Considering Herzog’s impassioned documentaries on Kuwait (“Lessons Of Darkness”) and religious tolerance (“Wheel Of Time”), one would assume there’s an allegorical angle at play here, but “Rescue Dawn” isn’t a terribly political film—in fact, it isn’t one at all. This didn’t come as much of a surprise to me, as I’ve always regarded Herzog more of an observer than a commentator. Rather, what bothered me more was Herzog’s curious decision to streamline his main character as well: in the documentary, we learn that Dieter (who died five years ago) emigrated to the U.S. after fleeing Germany during WW2, where he became obsessed with becoming an American fighter pilot. He’d go on to fly bombing missions over Vietnam, escape from prison (pretty much as depicted here), and win the Medal Of Honour and the Navy Cross. The real-life Dieter, a bewitching contradiction of zen-like serenity and frenzied enthusiasm, is so much more endearing than Bale’s gung-ho lug, who seems to have been born to worship frosh week and “PT 109”.

With the Viet Cong functioning as “them”--anonymous baddies with about as much depth as “Assault On Precinct 13”s (the original) gang Street Thunder--the malnourished leads must carry the drama, with stoic Bale embodying charismatic resilience (and yet another dramatic weight loss) as Dieter, and little else. Zahn, nicely nuanced in Sean Astin mode, further secures his future as a reliable character actor unencumbered by vanity or method-y indulgence. By stark contrast, Jeremy Davies must’ve wandered into the jungle right from the set of “Solaris” in what-has-become his “official” screen persona--all lank hair and squinting eyes and loosey-goosey limb movements like Charles Manson on morphine (I wonder if Herzog ever fantasized about shooting him as he did Klaus Kinski).

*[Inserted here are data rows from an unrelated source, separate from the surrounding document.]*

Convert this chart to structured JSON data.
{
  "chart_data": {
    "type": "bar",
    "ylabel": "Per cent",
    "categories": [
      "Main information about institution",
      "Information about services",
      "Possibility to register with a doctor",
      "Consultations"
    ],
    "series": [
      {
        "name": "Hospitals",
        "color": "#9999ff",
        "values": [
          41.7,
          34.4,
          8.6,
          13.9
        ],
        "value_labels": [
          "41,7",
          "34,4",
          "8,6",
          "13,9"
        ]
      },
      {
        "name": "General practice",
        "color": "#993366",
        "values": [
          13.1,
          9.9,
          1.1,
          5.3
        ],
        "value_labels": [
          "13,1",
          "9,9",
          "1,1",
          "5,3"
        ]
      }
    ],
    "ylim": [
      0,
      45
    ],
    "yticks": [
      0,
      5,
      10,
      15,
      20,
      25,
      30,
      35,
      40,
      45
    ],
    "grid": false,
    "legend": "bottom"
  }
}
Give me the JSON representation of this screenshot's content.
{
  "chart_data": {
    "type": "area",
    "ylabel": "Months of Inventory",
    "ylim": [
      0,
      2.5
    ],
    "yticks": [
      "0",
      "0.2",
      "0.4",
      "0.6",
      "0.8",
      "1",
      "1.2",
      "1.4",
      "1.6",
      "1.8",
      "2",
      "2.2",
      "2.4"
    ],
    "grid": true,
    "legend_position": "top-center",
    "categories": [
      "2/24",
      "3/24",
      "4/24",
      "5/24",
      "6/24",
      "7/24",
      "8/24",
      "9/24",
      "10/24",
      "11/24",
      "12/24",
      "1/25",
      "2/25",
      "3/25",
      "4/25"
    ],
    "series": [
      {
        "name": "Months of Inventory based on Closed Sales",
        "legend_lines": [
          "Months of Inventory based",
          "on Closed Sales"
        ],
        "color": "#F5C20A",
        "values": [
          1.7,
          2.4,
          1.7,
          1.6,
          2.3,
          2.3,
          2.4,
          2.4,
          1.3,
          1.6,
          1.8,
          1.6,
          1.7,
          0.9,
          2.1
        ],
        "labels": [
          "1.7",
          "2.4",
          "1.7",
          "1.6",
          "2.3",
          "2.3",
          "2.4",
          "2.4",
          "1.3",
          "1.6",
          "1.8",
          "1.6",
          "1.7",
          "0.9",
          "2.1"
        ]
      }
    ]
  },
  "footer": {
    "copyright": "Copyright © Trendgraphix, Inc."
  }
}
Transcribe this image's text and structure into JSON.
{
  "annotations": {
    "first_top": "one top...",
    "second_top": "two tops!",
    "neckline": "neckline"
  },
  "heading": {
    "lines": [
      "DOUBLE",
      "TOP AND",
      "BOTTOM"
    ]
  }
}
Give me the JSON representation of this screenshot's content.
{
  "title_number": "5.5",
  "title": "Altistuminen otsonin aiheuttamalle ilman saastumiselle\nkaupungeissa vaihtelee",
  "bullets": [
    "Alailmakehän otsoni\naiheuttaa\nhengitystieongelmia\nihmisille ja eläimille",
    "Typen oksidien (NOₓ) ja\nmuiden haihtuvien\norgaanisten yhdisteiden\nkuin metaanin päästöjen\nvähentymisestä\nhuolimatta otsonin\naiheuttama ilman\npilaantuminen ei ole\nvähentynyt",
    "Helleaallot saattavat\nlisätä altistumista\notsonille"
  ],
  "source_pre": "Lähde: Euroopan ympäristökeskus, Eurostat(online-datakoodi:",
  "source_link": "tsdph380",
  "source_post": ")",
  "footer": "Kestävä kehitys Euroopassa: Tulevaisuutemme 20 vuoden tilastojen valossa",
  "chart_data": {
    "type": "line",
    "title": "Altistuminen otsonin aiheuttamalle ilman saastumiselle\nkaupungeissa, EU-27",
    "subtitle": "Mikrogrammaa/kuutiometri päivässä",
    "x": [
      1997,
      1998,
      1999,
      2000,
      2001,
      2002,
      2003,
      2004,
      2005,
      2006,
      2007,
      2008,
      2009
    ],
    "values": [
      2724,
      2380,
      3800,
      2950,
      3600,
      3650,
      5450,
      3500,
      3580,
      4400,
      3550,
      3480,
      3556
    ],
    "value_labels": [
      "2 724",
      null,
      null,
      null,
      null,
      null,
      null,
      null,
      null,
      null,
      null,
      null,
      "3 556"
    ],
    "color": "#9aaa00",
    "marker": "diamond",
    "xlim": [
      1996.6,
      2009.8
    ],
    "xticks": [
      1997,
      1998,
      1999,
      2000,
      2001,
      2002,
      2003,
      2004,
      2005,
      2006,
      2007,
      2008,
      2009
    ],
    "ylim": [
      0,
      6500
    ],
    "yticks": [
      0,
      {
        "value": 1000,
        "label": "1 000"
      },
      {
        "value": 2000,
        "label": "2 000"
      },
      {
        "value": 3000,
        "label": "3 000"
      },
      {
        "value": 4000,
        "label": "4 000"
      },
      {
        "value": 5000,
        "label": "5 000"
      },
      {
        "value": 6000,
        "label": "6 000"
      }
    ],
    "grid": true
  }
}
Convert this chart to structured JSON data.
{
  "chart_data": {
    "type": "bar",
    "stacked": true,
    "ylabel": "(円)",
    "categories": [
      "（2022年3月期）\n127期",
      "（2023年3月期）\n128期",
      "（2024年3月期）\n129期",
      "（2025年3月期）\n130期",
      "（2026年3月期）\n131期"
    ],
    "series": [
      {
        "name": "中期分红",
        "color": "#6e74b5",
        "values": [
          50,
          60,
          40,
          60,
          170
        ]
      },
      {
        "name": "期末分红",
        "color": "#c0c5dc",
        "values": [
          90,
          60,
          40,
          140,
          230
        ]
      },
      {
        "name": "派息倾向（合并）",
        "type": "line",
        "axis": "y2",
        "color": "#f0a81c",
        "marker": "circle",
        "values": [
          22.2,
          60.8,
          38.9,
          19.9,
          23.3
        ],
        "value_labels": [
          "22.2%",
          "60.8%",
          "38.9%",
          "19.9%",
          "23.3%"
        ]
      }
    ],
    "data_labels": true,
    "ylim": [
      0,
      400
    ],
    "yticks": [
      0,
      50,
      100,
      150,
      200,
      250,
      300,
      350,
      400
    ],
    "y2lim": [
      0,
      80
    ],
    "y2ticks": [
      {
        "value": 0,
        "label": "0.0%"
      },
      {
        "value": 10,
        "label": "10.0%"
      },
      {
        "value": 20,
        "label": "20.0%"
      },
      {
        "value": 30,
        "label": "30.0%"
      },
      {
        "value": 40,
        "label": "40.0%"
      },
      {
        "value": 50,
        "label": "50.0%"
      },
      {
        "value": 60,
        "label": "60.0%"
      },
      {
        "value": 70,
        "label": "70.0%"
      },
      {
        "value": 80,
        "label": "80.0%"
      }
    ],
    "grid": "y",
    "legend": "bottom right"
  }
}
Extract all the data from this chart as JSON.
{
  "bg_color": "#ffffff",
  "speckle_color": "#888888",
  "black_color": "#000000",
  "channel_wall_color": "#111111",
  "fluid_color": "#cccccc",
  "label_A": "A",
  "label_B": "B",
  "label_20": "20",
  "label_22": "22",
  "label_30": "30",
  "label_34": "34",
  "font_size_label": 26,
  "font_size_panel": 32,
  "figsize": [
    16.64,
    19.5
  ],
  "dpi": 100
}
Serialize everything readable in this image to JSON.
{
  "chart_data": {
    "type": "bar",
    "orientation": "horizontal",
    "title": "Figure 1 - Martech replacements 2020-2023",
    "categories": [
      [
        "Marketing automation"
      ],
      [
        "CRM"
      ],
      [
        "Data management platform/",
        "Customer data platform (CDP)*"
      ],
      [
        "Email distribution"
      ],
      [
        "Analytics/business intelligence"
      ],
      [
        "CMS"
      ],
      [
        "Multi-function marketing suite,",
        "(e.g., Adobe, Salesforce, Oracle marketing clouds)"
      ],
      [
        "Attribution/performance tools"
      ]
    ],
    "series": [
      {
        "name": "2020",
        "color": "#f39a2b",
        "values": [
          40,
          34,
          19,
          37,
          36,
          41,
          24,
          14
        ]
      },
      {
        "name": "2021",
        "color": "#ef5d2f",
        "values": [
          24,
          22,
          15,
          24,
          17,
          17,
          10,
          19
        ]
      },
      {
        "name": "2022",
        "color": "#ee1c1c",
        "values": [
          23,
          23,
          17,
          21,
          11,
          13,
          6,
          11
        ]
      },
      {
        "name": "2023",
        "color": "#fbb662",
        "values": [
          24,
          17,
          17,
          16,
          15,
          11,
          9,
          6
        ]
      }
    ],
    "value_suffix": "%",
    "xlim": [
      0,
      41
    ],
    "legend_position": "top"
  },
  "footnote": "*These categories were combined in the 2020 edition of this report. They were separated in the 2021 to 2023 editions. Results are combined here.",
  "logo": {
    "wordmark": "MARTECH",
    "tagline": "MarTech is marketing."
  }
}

Herzog has always found poetry in the horrible, the apocalyptic, and the doomed, so it’s no surprise that the tense and unflinching “Rescue Dawn” is beautifully shot and scored, and perhaps destined to be no more than a future relic from a rare period in which he was not looking to subvert or deconstruct. In his intro, the filmmaker (visibly saddened by the loss of his mother that very day) lauded his subject (whose widow and son were in the audience) as an embodiment of everything he admires about the American spirit (something that will surely irk his leftist admirers) and while Herzog the accidental LA-player has given his friend a fine tribute—the remote German captured him first, and best.